# "Barn find". Abandoned BBS RS ll 717's. How do I fix them?



## EuroAtomic (Jun 18, 2002)

Got a call from my boss today to come and take a look at some wheels.
He bought a new property and these were sitting in the storage area for quite some time and he decided to do some spring cleaning.
These are 18" BBS RS II's and that is pretty much all I gathered from the wheels.
Lips are pretty mangled but barrels seem to be straight.
I got them for free so I guess I can't complain
Can I buy new lips for these wheels?
How hard is it to repair them and is it even worth it?
I have all 4 wheels. And all 4 have damaged lips.


----------



## 87vr6 (Jan 17, 2002)

The lip and barrel are one piece so those are going to require some work. I can get ones in much better shape.. Lemme know if you want to talk about that


----------



## EuroAtomic (Jun 18, 2002)

If the barrel and the lip is one piece than this might not be worth the hassle...
Who in North America can repair these?
Is it even worth fixing wheels in this condition?


----------



## The Kilted Yaksman (Oct 31, 2000)

Give these guys a call:
http://www.wheelcollision.com/


----------



## EuroAtomic (Jun 18, 2002)

I dealt with them before. They rebuilt a rare 930 Fuchs wheel for me. Quality service for a very high price. 
Maybe I'll give them a call.


----------



## PSU (May 15, 2004)

Cool wheels. Just sucks in your case that they are two piece.


----------



## DoctorDoctor (Oct 18, 2006)

Assuming the faces aren't damaged, a true wheel repair shop should be able to get those sorted. GL and great find :thumbup::thumbup:


----------



## War Machine (Jun 30, 2011)

Correct me if I'm wrong, but if you pull the faces out, that "mangled" part, is a lip protector. I've had these wheels and ditched mine when i rebuilt them.


----------



## low_passat (Sep 11, 2010)

Hopefully you have all 4 center caps. Somebody else on here was looking for a set and gave up, and decided to just sell the wheels.


----------



## MadWabbit (Feb 21, 2006)

I could definitely fix those. I'm not sure where you are located (tapatalk doesn't list location). Stainless Steel lip protector can be removed and polish the lip underneath. But I'm guessing that the lip is also damaged judging by the condition of the stainless insert. 

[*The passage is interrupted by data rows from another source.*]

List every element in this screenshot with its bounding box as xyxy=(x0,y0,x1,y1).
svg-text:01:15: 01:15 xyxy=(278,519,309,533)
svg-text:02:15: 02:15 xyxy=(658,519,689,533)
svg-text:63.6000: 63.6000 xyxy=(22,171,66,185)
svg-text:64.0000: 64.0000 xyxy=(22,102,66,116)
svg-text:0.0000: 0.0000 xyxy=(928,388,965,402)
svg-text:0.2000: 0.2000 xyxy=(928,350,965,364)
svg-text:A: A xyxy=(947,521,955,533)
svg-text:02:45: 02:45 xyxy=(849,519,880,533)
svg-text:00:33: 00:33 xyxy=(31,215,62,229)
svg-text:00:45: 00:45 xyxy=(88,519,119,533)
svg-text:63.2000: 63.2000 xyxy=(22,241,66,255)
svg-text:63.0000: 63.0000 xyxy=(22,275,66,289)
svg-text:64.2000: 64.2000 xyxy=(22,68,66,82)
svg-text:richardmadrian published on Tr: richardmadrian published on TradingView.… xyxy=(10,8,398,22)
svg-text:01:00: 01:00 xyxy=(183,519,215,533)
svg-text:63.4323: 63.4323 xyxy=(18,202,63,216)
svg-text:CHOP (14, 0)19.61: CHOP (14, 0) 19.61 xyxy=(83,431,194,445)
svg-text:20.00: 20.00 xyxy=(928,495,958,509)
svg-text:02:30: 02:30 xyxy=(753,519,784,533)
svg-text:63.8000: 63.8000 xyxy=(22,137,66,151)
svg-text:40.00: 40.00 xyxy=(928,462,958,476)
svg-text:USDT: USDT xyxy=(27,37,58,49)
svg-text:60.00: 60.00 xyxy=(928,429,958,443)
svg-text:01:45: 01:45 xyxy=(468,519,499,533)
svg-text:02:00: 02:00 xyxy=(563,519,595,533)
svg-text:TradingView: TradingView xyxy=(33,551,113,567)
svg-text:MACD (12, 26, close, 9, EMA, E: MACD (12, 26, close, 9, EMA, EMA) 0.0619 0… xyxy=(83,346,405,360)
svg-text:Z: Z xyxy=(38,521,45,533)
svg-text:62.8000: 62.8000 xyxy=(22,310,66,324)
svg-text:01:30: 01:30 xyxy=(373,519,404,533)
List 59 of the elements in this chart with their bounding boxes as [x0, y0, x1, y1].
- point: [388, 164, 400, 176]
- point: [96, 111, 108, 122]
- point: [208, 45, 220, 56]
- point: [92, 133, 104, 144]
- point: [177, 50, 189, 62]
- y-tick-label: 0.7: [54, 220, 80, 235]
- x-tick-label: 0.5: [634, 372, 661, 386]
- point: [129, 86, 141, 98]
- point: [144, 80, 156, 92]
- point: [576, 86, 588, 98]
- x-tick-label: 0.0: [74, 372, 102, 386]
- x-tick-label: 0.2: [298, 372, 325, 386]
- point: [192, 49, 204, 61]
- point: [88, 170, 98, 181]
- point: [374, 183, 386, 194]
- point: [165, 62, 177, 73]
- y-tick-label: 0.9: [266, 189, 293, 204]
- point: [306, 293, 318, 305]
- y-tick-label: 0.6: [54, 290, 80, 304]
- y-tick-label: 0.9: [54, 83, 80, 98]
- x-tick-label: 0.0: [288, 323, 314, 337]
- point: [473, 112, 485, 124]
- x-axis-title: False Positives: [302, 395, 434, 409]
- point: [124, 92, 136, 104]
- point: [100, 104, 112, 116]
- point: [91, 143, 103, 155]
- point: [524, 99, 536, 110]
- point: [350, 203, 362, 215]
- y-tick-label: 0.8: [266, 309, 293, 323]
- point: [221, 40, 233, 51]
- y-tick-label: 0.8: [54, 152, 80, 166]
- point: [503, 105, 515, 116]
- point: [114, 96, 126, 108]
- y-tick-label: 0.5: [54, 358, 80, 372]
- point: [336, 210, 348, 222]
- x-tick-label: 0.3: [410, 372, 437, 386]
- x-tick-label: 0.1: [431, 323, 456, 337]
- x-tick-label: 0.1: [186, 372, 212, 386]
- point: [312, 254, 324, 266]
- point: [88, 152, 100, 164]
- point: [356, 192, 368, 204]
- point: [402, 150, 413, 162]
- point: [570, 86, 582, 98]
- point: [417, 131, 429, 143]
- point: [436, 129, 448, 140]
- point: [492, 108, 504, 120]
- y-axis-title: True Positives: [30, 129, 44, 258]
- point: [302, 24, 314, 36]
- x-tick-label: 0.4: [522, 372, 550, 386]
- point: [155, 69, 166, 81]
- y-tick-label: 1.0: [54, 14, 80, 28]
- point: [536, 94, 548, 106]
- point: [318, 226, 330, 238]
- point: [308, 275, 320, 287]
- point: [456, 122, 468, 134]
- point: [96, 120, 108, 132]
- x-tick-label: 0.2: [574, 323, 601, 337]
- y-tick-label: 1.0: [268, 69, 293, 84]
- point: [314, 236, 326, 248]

Those were on Craigslist a week ago. I tried to purchase them but got no response back from seller....


----------



## Like a boss. (Jul 28, 2011)

Saw these on CL


----------



## sadairk2 (May 26, 2013)

Check cr wheels. Google them. They do great work but those will cost you to fix since they are one piece.

Sent from my EVO using Tapatalk 4 Beta


----------



## sumtenzfunky (Oct 2, 2008)

U need valve adapter to put in air..caps..and just ditch the rim protector..


----------